CatalystEdu works with education organizations to ensure their long term success. By definition - An agent that provokes or speeds significant change or action
Sunday, March 6, 2011
School Spending: not helping
This is a VERY powerful piece written by a teacher. We continue to hear from Teacher unions that the issues is money. This opinion piece from the Dallas Morning News says otherwise - it originally appeared in the City Journal.

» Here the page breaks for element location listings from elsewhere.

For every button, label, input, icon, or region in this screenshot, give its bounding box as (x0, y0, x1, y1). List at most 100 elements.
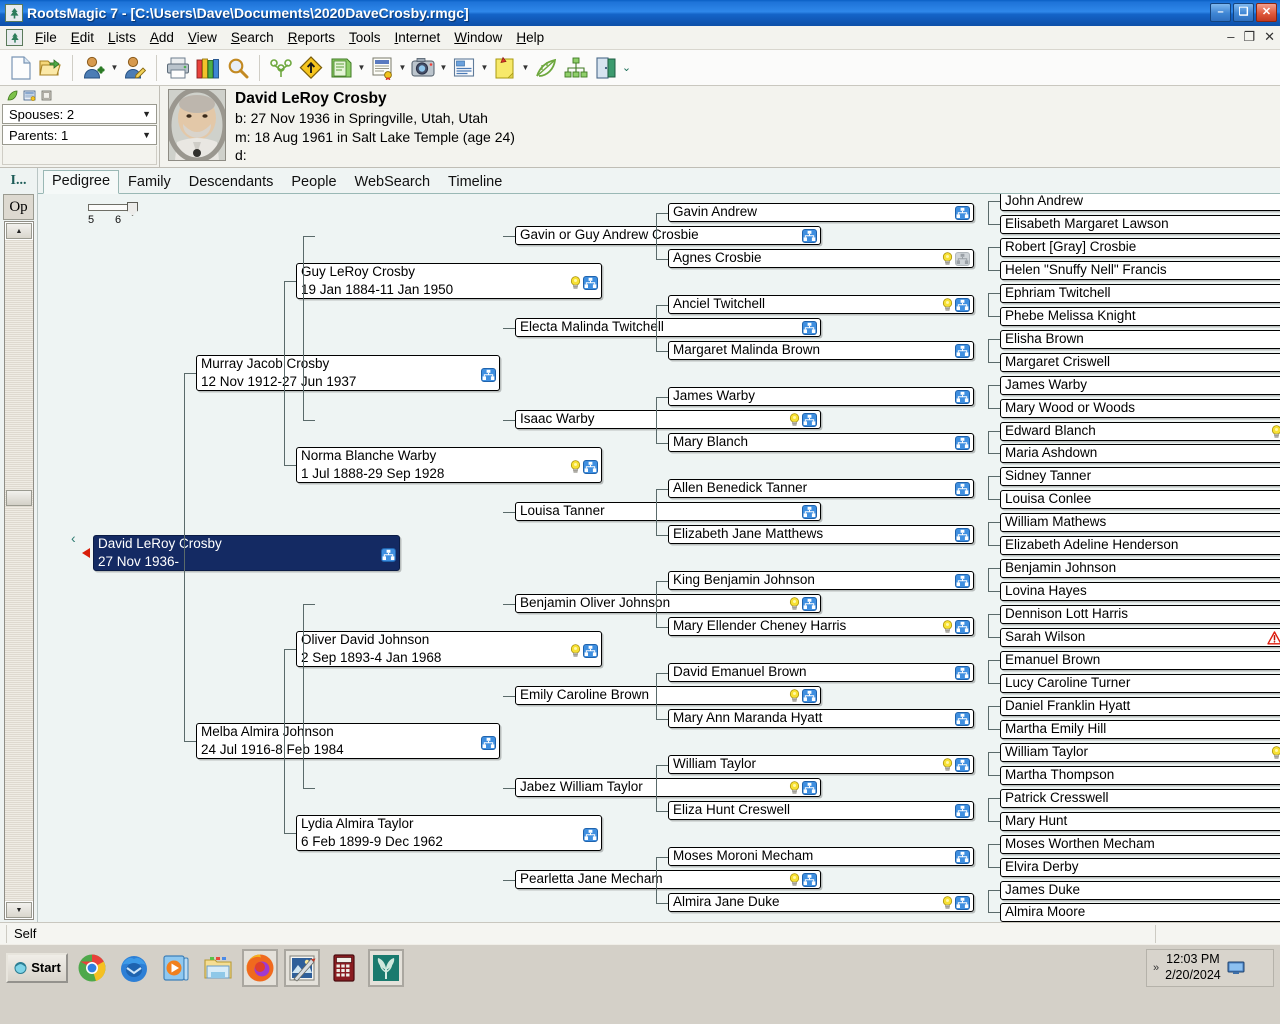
pedigree-person-box[interactable]: Phebe Melissa Knight (1000, 307, 1280, 326)
pedigree-person-box[interactable]: Lydia Almira Taylor 6 Feb 1899-9 Dec 1962 (296, 815, 602, 851)
taskbar-firefox-icon[interactable] (242, 948, 278, 987)
menu-item-view[interactable]: View (181, 28, 224, 47)
pedigree-person-box[interactable]: Elisabeth Margaret Lawson (1000, 215, 1280, 234)
mdi-minimize-button[interactable]: – (1227, 29, 1234, 45)
pedigree-person-box[interactable]: Lovina Hayes (1000, 582, 1280, 601)
menu-item-search[interactable]: Search (224, 28, 281, 47)
menu-item-lists[interactable]: Lists (101, 28, 143, 47)
close-button[interactable]: ✕ (1256, 3, 1277, 22)
pedigree-person-box[interactable]: David Emanuel Brown (668, 663, 974, 682)
open-file-icon[interactable] (36, 53, 66, 83)
taskbar-file-explorer-icon[interactable] (200, 949, 236, 987)
menu-item-add[interactable]: Add (143, 28, 181, 47)
pedigree-person-box[interactable]: Maria Ashdown (1000, 444, 1280, 463)
pedigree-person-box[interactable]: Margaret Criswell (1000, 353, 1280, 372)
spouses-dropdown[interactable]: Spouses: 2 ▼ (2, 104, 157, 124)
pedigree-person-box[interactable]: Robert [Gray] Crosbie (1000, 238, 1280, 257)
slider-thumb[interactable] (127, 202, 138, 216)
scroll-down-button[interactable]: ▼ (6, 902, 32, 918)
menu-item-file[interactable]: File (28, 28, 64, 47)
leaf-icon[interactable] (5, 88, 19, 102)
scroll-up-button[interactable]: ▲ (6, 223, 32, 239)
pedigree-person-box[interactable]: Helen "Snuffy Nell" Francis (1000, 261, 1280, 280)
pedigree-person-box[interactable]: Martha Thompson (1000, 766, 1280, 785)
pedigree-person-box[interactable]: Mary Ellender Cheney Harris (668, 617, 974, 636)
problem-alert-icon[interactable] (296, 53, 326, 83)
pedigree-person-box[interactable]: Almira Moore (1000, 903, 1280, 922)
start-button[interactable]: Start (6, 952, 68, 983)
pedigree-person-box[interactable]: William Taylor (1000, 743, 1280, 762)
pedigree-person-box[interactable]: Melba Almira Johnson 24 Jul 1916-8 Feb 19… (196, 723, 500, 759)
menu-item-internet[interactable]: Internet (387, 28, 447, 47)
toolbar-dropdown-arrow[interactable]: ▼ (479, 53, 490, 83)
pedigree-person-box[interactable]: Eliza Hunt Creswell (668, 801, 974, 820)
notes-icon[interactable] (326, 53, 356, 83)
pedigree-person-box[interactable]: Mary Blanch (668, 433, 974, 452)
pedigree-person-box[interactable]: Electa Malinda Twitchell (515, 318, 821, 337)
pedigree-person-box[interactable]: William Mathews (1000, 513, 1280, 532)
pedigree-person-box[interactable]: Mary Ann Maranda Hyatt (668, 709, 974, 728)
pedigree-person-box[interactable]: Louisa Tanner (515, 502, 821, 521)
collapse-chevron-icon[interactable]: ‹ (71, 531, 76, 545)
note-sticky-icon[interactable] (490, 53, 520, 83)
family-tree-share-icon[interactable] (561, 53, 591, 83)
pedigree-person-box[interactable]: Gavin Andrew (668, 203, 974, 222)
pedigree-person-box[interactable]: Elizabeth Adeline Henderson (1000, 536, 1280, 555)
pedigree-person-box[interactable]: James Warby (668, 387, 974, 406)
report-icon[interactable] (449, 53, 479, 83)
scrollbar-thumb[interactable] (6, 490, 32, 506)
sidebar-scrollbar[interactable]: ▲ ▼ (4, 221, 34, 920)
list-icon[interactable] (22, 88, 36, 102)
scrollbar-track[interactable] (5, 240, 33, 901)
books-icon[interactable] (193, 53, 223, 83)
toolbar-dropdown-arrow[interactable]: ▼ (397, 53, 408, 83)
pedigree-person-box[interactable]: Almira Jane Duke (668, 893, 974, 912)
pedigree-person-box[interactable]: Pearletta Jane Mecham (515, 870, 821, 889)
pedigree-person-box[interactable]: Elisha Brown (1000, 330, 1280, 349)
pedigree-person-box[interactable]: King Benjamin Johnson (668, 571, 974, 590)
mdi-restore-button[interactable]: ❐ (1243, 29, 1255, 45)
menu-item-tools[interactable]: Tools (342, 28, 388, 47)
pedigree-tree-icon[interactable] (266, 53, 296, 83)
menu-item-help[interactable]: Help (509, 28, 551, 47)
certificate-source-icon[interactable] (367, 53, 397, 83)
pedigree-person-box[interactable]: James Duke (1000, 881, 1280, 900)
pedigree-person-box[interactable]: Emily Caroline Brown (515, 686, 821, 705)
pedigree-person-box[interactable]: Patrick Cresswell (1000, 789, 1280, 808)
pedigree-person-box[interactable]: Agnes Crosbie (668, 249, 974, 268)
pedigree-person-box[interactable]: James Warby (1000, 376, 1280, 395)
pedigree-person-box[interactable]: Moses Worthen Mecham (1000, 835, 1280, 854)
pedigree-person-box[interactable]: Edward Blanch (1000, 422, 1280, 441)
edit-person-icon[interactable] (120, 53, 150, 83)
exit-door-icon[interactable] (591, 53, 621, 83)
pedigree-person-box[interactable]: Murray Jacob Crosby 12 Nov 1912-27 Jun 19… (196, 355, 500, 391)
menu-item-reports[interactable]: Reports (281, 28, 342, 47)
pedigree-person-box[interactable]: Elizabeth Jane Matthews (668, 525, 974, 544)
tab-descendants[interactable]: Descendants (180, 171, 283, 194)
taskbar-media-player-icon[interactable] (158, 949, 194, 987)
pedigree-person-box[interactable]: John Andrew (1000, 194, 1280, 211)
pedigree-person-box[interactable]: Gavin or Guy Andrew Crosbie (515, 226, 821, 245)
slider-track[interactable] (88, 202, 138, 216)
menu-item-edit[interactable]: Edit (64, 28, 101, 47)
tab-timeline[interactable]: Timeline (439, 171, 511, 194)
leaf-hints-icon[interactable] (531, 53, 561, 83)
pedigree-person-box[interactable]: Ephriam Twitchell (1000, 284, 1280, 303)
tab-pedigree[interactable]: Pedigree (43, 170, 120, 194)
pedigree-person-box[interactable]: Emanuel Brown (1000, 651, 1280, 670)
pedigree-person-box[interactable]: William Taylor (668, 755, 974, 774)
pedigree-person-box[interactable]: Jabez William Taylor (515, 778, 821, 797)
pedigree-person-box[interactable]: Anciel Twitchell (668, 295, 974, 314)
pedigree-person-box[interactable]: David LeRoy Crosby 27 Nov 1936- (93, 535, 400, 571)
menu-item-window[interactable]: Window (447, 28, 509, 47)
pedigree-canvas[interactable]: 5 6 David LeRoy Crosby 27 Nov 1936- ‹ Murra… (38, 194, 1280, 922)
mdi-close-button[interactable]: ✕ (1264, 29, 1275, 45)
pedigree-person-box[interactable]: Mary Wood or Woods (1000, 399, 1280, 418)
sidebar-index-tab[interactable]: I... (0, 168, 37, 194)
print-icon[interactable] (163, 53, 193, 83)
pedigree-person-box[interactable]: Sidney Tanner (1000, 467, 1280, 486)
pedigree-person-box[interactable]: Moses Moroni Mecham (668, 847, 974, 866)
toolbar-dropdown-arrow[interactable]: ▼ (520, 53, 531, 83)
person-portrait-photo[interactable] (168, 89, 226, 161)
add-person-icon[interactable] (79, 53, 109, 83)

Gerry Garibaldi: Schools where kids have kids and learning dies
In my short time as a teacher in Connecticut, I have muddled through President George W. Bush’s No Child Left Behind Act, which tied federal funding of schools to various reforms, and through President Barack Obama’s Race to the Top initiative, which does much the same thing, though with different benchmarks.
Thanks to the feds, urban schools like mine — already entitled to substantial federal largesse under Title I, which provides funds to public schools with large low-income populations — are swimming in money. At my school, we pay five teachers to tutor kids after school and on Saturdays. They sit in classrooms waiting for kids who never show up. We don’t want for books — or for any of the cutting-edge gizmos that non-Title I schools can’t afford: computerized whiteboards, Elmo projectors, the works. Our facility is state-of-the-art, thanks to a recent $40 million face-lift, with gleaming new hallways and bathrooms and a fully computerized library.

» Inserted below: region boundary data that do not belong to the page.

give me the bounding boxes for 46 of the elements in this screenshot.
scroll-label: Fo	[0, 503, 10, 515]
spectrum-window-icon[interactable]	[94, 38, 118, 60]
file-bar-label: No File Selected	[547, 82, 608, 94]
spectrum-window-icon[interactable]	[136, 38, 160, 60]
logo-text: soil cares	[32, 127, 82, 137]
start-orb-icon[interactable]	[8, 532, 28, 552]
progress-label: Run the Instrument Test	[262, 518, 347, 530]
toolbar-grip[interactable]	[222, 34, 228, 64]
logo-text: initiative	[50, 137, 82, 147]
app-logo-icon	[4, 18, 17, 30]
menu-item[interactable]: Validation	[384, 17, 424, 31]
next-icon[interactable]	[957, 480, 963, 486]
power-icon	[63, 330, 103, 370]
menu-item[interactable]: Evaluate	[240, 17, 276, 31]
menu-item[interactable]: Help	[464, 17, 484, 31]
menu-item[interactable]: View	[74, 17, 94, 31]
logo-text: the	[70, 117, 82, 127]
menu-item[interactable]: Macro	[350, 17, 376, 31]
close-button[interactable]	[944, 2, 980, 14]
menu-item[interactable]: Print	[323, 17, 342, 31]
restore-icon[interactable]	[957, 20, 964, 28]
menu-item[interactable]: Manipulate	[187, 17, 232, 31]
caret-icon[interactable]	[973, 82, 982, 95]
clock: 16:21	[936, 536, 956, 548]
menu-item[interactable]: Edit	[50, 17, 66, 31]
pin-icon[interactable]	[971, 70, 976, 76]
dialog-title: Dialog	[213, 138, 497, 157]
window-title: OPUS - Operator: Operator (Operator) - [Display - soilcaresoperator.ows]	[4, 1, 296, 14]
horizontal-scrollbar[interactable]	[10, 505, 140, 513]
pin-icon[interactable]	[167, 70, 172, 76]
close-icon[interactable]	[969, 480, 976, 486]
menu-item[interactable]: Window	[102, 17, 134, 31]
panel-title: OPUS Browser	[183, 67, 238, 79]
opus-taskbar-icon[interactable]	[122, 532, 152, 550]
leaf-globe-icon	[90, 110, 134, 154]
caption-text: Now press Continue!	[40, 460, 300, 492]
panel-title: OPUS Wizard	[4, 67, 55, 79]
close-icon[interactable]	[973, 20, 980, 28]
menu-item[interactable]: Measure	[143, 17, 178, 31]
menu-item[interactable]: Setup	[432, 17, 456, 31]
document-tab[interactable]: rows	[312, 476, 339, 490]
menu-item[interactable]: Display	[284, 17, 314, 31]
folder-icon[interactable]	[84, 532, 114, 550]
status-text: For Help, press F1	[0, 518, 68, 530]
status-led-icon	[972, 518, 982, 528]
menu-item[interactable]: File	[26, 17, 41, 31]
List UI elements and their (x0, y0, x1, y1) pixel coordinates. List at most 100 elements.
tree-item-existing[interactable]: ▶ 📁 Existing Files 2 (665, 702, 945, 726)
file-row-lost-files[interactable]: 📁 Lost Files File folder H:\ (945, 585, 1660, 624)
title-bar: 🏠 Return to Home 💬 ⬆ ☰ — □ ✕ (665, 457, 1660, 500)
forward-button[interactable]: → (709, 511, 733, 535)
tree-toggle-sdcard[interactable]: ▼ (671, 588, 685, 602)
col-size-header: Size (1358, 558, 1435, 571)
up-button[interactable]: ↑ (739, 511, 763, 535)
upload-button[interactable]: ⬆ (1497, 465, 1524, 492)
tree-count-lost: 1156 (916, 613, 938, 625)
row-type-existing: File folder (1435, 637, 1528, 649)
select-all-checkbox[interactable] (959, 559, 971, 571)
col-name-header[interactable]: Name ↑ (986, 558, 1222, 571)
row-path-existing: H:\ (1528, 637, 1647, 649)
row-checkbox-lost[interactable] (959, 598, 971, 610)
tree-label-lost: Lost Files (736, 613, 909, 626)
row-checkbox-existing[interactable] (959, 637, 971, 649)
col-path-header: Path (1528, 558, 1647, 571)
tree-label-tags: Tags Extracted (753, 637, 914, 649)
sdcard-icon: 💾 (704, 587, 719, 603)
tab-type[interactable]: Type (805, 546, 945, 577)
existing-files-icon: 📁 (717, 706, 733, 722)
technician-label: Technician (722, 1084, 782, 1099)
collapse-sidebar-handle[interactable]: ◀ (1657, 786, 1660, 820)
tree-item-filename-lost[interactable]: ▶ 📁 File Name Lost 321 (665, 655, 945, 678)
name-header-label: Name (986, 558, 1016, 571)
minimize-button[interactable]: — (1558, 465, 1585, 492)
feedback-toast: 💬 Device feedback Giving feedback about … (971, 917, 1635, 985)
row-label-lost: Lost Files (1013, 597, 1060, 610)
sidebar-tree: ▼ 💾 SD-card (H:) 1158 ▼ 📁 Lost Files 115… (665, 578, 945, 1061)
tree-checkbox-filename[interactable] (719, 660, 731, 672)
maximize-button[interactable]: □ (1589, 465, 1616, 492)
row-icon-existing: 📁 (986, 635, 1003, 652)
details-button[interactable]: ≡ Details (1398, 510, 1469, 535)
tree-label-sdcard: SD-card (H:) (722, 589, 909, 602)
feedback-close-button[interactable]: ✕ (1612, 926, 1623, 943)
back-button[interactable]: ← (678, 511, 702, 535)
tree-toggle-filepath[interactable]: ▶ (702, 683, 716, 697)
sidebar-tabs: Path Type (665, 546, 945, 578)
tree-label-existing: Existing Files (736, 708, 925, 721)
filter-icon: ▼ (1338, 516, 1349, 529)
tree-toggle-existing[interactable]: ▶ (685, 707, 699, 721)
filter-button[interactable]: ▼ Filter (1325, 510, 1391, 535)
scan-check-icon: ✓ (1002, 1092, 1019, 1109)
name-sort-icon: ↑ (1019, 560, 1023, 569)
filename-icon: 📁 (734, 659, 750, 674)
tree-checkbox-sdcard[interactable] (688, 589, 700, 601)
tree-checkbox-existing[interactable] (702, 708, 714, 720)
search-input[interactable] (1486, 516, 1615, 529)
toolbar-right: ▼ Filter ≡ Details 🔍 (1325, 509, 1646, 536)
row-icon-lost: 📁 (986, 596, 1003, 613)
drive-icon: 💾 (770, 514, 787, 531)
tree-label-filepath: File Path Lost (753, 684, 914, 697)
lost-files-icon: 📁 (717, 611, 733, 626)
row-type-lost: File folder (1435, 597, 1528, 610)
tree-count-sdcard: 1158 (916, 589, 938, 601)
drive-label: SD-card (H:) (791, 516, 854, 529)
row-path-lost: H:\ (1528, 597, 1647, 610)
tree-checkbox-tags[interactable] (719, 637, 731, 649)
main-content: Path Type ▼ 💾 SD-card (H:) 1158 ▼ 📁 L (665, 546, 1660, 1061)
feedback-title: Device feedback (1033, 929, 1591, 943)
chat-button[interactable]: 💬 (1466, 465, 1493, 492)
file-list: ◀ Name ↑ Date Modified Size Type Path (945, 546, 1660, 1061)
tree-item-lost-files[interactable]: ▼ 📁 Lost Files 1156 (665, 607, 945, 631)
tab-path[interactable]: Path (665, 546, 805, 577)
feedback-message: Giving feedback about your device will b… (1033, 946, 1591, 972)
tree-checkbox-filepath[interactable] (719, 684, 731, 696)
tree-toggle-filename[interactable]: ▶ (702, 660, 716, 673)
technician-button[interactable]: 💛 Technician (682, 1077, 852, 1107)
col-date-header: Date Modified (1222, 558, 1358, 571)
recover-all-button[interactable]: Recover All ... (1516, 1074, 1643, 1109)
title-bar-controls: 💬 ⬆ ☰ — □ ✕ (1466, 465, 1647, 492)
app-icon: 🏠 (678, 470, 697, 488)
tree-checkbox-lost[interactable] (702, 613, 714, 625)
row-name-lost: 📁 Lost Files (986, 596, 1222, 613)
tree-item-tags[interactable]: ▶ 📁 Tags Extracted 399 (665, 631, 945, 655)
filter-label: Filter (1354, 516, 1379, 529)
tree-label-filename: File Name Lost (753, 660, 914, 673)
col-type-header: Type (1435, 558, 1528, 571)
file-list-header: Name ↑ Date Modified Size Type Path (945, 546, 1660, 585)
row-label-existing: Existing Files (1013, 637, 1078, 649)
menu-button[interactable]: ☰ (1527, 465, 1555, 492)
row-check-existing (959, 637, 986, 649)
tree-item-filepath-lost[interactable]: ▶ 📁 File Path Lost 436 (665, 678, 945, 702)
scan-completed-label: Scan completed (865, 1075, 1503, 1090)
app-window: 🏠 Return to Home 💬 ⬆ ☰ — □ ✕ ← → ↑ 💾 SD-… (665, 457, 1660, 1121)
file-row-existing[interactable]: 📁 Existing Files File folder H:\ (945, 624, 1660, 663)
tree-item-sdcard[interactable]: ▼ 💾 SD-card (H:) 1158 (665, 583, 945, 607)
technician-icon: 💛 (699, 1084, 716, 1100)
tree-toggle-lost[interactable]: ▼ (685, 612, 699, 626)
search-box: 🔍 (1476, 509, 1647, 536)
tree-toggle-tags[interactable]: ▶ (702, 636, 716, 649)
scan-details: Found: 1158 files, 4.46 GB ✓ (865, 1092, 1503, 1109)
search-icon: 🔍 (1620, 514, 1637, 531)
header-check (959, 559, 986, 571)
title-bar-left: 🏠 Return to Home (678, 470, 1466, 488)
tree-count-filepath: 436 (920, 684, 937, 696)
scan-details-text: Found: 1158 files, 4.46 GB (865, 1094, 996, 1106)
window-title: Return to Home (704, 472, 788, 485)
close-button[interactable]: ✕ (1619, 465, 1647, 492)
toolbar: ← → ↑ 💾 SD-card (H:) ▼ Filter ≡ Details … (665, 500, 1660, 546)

Here’s my prediction: The money, the reforms, the gleaming porcelain, the hopeful rhetoric about saving our children — all of it will have a limited impact, at best, on most city schoolchildren. Urban teachers face an intractable problem, one that we cannot spend or even teach our way out of: teen pregnancy. This year, all of my favorite girls are pregnant, four in all, future unwed mothers every one. There will be no innovation in this quarter, no race to the top. Personal moral accountability is the electrified rail that no politician wants to touch.